Our client, a Dutch conglomerate of feed factories, needed to accurately assess the carbon footprint of their products. The lack of a streamlined process to combine research, procurement, and production data hindered the factories’ ability to optimize their feed recipes for minimum ecological impact. This case study highlights how Versatyle utilized AI-driven solutions to address these challenges and improve sustainability.
- Accurately assessing the carbon footprint of feed products.
- Integrating research, procurement, and production data to optimize feed recipes.
- Enhancing sustainability efforts within the feed factories.
Versatyle leveraged its data expertise and AI-driven solutions to address the client’s needs effectively:
- Integration: The Enterprise Resource Planning (ERP) system of the feed factories was integrated with the Versatyle Data Platform™.

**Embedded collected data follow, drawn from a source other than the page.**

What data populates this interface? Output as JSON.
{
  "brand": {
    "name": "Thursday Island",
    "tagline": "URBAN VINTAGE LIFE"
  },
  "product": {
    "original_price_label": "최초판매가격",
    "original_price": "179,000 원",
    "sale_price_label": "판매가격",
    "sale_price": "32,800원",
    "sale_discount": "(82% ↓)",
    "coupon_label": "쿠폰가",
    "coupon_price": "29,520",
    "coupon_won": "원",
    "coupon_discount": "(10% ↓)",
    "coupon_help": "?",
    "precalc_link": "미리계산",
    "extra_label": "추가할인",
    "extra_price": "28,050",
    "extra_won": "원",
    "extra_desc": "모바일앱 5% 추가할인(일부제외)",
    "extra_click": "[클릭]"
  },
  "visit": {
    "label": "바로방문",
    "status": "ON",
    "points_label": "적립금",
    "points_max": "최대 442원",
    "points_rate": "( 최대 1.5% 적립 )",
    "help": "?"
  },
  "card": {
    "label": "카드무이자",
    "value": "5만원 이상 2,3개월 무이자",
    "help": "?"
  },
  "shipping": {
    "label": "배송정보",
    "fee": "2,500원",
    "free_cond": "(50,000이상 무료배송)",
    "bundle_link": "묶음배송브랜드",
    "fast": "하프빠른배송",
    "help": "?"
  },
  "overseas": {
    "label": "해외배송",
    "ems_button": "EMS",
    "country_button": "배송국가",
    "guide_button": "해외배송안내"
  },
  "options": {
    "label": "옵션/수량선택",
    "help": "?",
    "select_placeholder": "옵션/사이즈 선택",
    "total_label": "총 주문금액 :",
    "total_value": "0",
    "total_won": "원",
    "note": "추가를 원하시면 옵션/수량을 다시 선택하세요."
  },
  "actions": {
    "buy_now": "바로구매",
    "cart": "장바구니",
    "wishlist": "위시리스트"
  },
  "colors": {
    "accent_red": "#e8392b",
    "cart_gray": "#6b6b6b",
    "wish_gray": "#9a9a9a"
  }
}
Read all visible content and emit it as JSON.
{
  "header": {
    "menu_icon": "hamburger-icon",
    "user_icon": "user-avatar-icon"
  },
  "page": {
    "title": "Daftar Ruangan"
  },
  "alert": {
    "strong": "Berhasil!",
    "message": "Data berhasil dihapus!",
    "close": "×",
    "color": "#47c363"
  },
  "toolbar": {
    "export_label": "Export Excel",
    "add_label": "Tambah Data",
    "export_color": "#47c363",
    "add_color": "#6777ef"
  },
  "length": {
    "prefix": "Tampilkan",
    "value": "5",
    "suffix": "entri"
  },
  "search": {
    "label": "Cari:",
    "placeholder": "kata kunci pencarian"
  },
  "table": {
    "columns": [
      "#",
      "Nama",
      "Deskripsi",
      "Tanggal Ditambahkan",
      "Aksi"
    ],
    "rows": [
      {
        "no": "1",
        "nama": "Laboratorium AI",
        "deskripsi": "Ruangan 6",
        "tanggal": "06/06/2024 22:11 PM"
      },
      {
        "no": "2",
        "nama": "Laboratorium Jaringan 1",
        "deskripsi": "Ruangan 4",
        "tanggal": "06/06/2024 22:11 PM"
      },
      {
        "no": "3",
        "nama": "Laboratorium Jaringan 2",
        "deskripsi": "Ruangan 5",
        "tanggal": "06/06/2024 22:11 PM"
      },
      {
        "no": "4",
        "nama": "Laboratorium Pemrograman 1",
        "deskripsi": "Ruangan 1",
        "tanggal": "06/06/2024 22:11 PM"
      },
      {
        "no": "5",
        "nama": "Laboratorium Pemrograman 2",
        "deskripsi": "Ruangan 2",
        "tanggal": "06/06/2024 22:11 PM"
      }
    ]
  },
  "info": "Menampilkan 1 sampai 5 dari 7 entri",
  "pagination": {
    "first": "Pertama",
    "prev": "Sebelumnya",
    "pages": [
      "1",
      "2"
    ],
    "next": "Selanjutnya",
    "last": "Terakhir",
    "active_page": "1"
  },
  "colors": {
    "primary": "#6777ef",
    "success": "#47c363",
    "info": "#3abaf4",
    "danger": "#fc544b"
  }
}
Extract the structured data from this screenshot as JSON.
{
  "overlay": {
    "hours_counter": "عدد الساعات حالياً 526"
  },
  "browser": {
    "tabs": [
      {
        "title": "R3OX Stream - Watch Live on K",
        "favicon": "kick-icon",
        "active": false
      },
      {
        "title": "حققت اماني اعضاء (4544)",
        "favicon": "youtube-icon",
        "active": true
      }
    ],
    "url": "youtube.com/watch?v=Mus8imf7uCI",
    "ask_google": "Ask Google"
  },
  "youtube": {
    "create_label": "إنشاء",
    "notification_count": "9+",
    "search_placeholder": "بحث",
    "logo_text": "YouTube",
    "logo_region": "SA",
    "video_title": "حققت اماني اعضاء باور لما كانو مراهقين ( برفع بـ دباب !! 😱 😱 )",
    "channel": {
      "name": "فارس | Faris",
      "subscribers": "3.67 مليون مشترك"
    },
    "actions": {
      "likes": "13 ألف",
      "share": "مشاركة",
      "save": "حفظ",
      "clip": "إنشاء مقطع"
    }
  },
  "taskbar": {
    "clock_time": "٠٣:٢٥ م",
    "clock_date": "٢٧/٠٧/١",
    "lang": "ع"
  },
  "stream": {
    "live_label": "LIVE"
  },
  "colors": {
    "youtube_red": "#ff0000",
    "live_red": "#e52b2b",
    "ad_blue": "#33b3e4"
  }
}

- Semantic Matching: A large language model was employed to semantically match raw materials from the ERP system with available research data on carbon footprints from open databases.
- Real-time Insights: The AI model calculated the carbon footprint of each ingredient, providing real-time insights into their ecological impact. This allowed for automatic substitution with more eco-friendly alternatives during production.
- Visual Dashboards: Versatyle established visual dashboards to track ongoing improvements. These dashboards enabled procurement to make informed decisions about sourcing materials with lower carbon emissions, further reducing ecological impact.
- Transparency: The solution provided visual evidence of the commitment to sustainability, which was shared with customers and supply chain partners, showcasing the progress made over time.
The feed factories’ ERP system is now continuously enriched with accurate carbon footprint data for every sourced material. This data-driven approach has enabled the factories to optimize their recipes, leading to a reduction in their global ecological impact.
This technology has a wide range of potentially disruptive use cases. It facilitates large-scale matching, categorization, and deduplication of products and materials based on their name and description. Its adaptability, relying on language rather than industry-specific knowledge, makes it suitable for various business contexts.